"They were wearing sausages on their necks," 20-year-old Giorgi Gegelashvili, who works at the cafe and seemed slightly traumatized by the event, told VICE. "They were yelling, 'We know your face, who know who you are.'"
Kiwi first opened in July 2015 and is run by a cooperative of vegans, most of whom sport dreads, tattoos, and piercings. The place is a symbol of counterculture, decorated with posters that say things like, "Not your mom, not your milk!" In New York or San Francisco, such an establishment would hardly cause a stir. But in a country like Georgia, it sticks out like a sore thumb.
"I do not like that Kiwi place," a small business owner on the same street as the cafe told me, although he said he knew nothing about the recent events. "They put things in their hair, their skin..."

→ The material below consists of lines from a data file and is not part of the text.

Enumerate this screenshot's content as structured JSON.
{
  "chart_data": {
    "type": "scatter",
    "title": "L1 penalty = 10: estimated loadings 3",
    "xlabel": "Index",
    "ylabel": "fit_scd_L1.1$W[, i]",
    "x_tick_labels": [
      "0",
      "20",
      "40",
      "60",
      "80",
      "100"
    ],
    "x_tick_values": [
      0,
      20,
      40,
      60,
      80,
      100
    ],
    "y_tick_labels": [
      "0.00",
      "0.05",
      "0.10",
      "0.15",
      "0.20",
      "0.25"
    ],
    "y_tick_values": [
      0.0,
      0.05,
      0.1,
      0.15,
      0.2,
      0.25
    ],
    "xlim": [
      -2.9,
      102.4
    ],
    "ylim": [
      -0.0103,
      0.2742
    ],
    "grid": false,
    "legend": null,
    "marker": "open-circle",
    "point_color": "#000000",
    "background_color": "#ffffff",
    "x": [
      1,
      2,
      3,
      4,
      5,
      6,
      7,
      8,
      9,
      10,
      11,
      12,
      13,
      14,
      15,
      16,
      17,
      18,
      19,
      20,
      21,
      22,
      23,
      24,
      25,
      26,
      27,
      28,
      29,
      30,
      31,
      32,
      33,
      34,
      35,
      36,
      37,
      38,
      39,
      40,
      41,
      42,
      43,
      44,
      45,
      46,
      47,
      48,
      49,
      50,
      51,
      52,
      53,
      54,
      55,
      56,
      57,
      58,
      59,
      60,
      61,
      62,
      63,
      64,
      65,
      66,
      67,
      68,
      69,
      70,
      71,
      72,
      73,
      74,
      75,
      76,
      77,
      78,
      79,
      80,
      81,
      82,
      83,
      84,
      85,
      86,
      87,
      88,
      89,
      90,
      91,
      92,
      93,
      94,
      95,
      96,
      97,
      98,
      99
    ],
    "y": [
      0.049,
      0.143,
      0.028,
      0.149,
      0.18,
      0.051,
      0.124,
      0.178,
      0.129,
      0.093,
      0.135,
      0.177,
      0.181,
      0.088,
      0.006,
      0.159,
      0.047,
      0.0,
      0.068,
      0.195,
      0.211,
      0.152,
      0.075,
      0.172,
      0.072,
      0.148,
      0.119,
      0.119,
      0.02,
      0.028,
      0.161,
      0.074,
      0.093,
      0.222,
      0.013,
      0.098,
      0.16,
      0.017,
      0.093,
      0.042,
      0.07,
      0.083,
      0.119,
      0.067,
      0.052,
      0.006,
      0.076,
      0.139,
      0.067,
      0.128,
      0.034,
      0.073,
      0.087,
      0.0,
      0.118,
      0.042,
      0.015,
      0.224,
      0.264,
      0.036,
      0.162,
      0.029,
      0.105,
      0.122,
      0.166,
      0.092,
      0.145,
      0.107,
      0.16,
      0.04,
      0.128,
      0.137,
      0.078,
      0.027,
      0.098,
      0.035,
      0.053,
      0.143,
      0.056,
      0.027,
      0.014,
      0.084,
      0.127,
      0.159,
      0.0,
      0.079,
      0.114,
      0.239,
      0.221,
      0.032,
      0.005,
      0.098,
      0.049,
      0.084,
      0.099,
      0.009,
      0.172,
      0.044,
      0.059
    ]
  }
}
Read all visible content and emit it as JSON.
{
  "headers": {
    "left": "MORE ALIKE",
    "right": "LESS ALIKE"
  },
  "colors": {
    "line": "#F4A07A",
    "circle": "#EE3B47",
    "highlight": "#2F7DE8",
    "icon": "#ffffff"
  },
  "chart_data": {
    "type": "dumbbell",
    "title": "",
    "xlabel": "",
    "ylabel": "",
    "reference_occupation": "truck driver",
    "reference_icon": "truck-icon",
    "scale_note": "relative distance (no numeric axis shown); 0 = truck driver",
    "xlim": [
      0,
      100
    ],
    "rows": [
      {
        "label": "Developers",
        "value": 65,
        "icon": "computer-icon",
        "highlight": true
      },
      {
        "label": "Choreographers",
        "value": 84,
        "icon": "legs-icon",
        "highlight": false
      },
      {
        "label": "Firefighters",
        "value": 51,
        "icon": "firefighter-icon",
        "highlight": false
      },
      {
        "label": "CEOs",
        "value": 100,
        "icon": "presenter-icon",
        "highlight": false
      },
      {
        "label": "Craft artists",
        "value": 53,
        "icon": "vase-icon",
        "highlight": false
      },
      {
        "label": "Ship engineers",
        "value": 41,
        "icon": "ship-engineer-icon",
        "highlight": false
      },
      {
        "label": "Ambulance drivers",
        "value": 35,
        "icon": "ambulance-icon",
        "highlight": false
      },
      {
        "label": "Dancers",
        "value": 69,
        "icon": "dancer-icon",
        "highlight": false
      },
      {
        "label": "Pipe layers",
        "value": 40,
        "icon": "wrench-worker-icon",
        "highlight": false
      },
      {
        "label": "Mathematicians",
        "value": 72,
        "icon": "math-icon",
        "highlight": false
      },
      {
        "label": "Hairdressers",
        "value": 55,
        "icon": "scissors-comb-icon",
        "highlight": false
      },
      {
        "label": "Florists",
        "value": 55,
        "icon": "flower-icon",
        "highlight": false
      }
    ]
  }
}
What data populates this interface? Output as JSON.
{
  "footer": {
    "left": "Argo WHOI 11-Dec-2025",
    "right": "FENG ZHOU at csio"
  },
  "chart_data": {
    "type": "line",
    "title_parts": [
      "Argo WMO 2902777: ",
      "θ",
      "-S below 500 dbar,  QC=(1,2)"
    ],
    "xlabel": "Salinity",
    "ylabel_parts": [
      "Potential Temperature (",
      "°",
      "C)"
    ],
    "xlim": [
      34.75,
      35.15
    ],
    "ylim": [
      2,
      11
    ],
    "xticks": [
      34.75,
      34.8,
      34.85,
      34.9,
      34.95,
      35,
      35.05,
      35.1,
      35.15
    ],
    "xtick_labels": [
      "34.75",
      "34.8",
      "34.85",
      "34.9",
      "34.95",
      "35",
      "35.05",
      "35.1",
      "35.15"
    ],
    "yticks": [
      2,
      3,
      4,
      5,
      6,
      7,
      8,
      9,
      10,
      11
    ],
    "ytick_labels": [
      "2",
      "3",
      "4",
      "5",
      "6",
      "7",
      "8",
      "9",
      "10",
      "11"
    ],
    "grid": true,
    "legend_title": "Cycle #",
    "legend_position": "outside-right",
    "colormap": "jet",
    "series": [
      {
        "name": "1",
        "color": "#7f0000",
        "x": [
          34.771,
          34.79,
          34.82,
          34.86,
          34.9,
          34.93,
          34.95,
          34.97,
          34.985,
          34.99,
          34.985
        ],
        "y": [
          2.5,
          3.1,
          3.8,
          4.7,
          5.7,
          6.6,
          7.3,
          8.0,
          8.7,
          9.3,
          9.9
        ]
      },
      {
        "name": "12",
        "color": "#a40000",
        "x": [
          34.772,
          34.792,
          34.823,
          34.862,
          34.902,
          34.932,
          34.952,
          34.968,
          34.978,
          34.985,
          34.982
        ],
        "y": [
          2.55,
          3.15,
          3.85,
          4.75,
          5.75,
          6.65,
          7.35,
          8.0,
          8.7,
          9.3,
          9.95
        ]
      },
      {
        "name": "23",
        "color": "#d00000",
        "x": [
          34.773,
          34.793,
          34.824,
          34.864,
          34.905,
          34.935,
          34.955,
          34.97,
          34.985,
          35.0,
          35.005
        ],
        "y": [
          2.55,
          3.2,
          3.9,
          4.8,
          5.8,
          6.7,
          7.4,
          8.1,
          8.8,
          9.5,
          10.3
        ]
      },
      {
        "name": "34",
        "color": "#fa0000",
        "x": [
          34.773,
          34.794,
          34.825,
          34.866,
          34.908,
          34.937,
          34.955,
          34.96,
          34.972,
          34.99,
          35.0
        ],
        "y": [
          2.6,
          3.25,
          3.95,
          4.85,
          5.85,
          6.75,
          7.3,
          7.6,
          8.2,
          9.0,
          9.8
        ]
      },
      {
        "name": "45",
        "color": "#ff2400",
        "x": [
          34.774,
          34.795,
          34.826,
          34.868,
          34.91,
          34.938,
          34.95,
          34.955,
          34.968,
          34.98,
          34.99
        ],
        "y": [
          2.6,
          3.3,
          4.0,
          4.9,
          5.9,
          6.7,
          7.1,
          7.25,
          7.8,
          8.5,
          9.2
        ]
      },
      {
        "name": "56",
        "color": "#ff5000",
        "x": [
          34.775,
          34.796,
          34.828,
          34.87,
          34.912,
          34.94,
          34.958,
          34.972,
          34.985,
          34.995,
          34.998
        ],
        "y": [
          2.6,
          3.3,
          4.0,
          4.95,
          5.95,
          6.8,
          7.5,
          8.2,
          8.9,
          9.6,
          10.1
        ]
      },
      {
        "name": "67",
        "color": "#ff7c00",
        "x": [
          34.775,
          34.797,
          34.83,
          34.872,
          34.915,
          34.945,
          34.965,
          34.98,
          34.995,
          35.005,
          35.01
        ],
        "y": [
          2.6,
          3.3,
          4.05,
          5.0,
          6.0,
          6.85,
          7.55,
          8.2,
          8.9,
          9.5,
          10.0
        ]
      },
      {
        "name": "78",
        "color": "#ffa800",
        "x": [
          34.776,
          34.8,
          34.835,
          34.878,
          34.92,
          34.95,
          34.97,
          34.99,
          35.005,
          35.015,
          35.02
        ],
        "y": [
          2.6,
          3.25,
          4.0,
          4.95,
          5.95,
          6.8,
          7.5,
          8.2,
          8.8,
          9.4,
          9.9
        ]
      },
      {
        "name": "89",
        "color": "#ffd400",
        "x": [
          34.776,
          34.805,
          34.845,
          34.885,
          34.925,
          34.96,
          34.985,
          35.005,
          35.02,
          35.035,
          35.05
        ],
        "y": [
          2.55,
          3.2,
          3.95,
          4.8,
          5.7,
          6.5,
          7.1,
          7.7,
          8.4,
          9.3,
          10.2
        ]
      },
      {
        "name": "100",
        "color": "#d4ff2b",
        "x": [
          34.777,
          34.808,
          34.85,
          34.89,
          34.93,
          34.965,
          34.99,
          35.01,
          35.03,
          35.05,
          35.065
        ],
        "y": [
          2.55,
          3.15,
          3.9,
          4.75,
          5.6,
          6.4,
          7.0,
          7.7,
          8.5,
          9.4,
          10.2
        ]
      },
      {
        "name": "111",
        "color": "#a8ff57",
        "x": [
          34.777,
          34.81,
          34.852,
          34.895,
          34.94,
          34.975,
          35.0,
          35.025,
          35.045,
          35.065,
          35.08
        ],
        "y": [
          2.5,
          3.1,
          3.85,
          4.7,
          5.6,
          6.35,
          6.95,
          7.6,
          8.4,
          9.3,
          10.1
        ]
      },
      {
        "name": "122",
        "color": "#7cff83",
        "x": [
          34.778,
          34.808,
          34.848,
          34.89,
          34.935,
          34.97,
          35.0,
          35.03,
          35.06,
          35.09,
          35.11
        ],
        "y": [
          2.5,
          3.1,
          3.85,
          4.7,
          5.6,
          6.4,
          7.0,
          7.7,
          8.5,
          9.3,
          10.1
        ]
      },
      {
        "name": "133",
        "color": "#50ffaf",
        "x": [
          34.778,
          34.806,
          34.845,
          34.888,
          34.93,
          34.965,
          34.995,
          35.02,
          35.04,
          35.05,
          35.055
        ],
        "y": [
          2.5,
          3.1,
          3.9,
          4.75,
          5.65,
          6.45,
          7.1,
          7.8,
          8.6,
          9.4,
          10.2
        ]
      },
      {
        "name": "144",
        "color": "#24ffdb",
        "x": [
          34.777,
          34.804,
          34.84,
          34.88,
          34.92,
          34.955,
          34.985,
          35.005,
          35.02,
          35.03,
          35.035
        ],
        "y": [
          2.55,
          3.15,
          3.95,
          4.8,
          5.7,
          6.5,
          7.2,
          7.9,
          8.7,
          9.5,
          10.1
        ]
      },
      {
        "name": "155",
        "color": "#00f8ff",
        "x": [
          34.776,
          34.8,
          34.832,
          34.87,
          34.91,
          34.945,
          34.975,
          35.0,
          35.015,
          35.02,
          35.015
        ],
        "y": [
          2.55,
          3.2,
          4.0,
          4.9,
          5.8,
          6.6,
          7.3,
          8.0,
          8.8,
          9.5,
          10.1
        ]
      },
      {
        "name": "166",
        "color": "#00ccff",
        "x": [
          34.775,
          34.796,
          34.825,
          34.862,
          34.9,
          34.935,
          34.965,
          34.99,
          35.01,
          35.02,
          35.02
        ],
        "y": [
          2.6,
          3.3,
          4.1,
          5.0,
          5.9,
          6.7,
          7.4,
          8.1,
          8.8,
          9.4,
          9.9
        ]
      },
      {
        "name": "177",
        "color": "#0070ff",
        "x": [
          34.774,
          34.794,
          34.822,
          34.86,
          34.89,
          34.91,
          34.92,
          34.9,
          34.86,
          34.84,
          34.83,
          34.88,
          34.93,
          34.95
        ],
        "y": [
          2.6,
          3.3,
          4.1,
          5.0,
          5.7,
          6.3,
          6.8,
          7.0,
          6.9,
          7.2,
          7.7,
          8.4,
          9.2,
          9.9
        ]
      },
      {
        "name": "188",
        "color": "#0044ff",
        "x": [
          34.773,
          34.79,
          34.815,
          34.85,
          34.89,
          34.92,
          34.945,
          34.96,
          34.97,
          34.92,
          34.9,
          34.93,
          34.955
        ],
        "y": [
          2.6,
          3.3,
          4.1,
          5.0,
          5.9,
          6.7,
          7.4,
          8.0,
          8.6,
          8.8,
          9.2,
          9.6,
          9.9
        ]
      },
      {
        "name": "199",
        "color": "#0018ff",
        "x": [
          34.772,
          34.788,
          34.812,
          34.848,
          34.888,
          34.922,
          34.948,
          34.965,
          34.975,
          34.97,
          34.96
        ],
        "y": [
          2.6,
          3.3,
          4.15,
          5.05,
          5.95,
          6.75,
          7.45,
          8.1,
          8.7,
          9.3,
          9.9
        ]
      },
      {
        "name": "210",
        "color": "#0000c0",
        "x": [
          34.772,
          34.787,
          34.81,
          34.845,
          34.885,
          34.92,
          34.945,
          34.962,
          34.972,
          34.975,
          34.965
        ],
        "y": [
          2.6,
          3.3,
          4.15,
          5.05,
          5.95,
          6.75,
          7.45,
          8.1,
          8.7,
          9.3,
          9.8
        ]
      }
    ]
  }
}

The attack dovetails rising concerns in the country over the far right, and particularly the status of sexual minorities and immigrants. Earlier this month, a massive anti-gay conference was hosted in Tbilisi, and during Independence Day celebrations last week, hundreds of ultra-nationalists marched through Tbilisi chanting "Georgia is for the Georgians!"
Vegans and others with "alternative lifestyles" are often lumped together with gays and immigrants by the extreme right, according to Shota Kincha, a researcher at the Tbilisi-based Human Rights Education and Monitoring Center.
It appears that police are investigating the incident. When I visited Kiwi on Tuesday, several of the cafe's staff members were meeting uniformed police officers and being driven to the police station for interviews.
Earlier today, David Vashadze, who works as the Georgian Film Commissioner, came to Kiwi for a coffee and to show solidarity with the establishment. He was with a friend who denounced the assault as un-Georgian.
"That was very stupid," Vashadze told me, "and I'm not even vegetarian."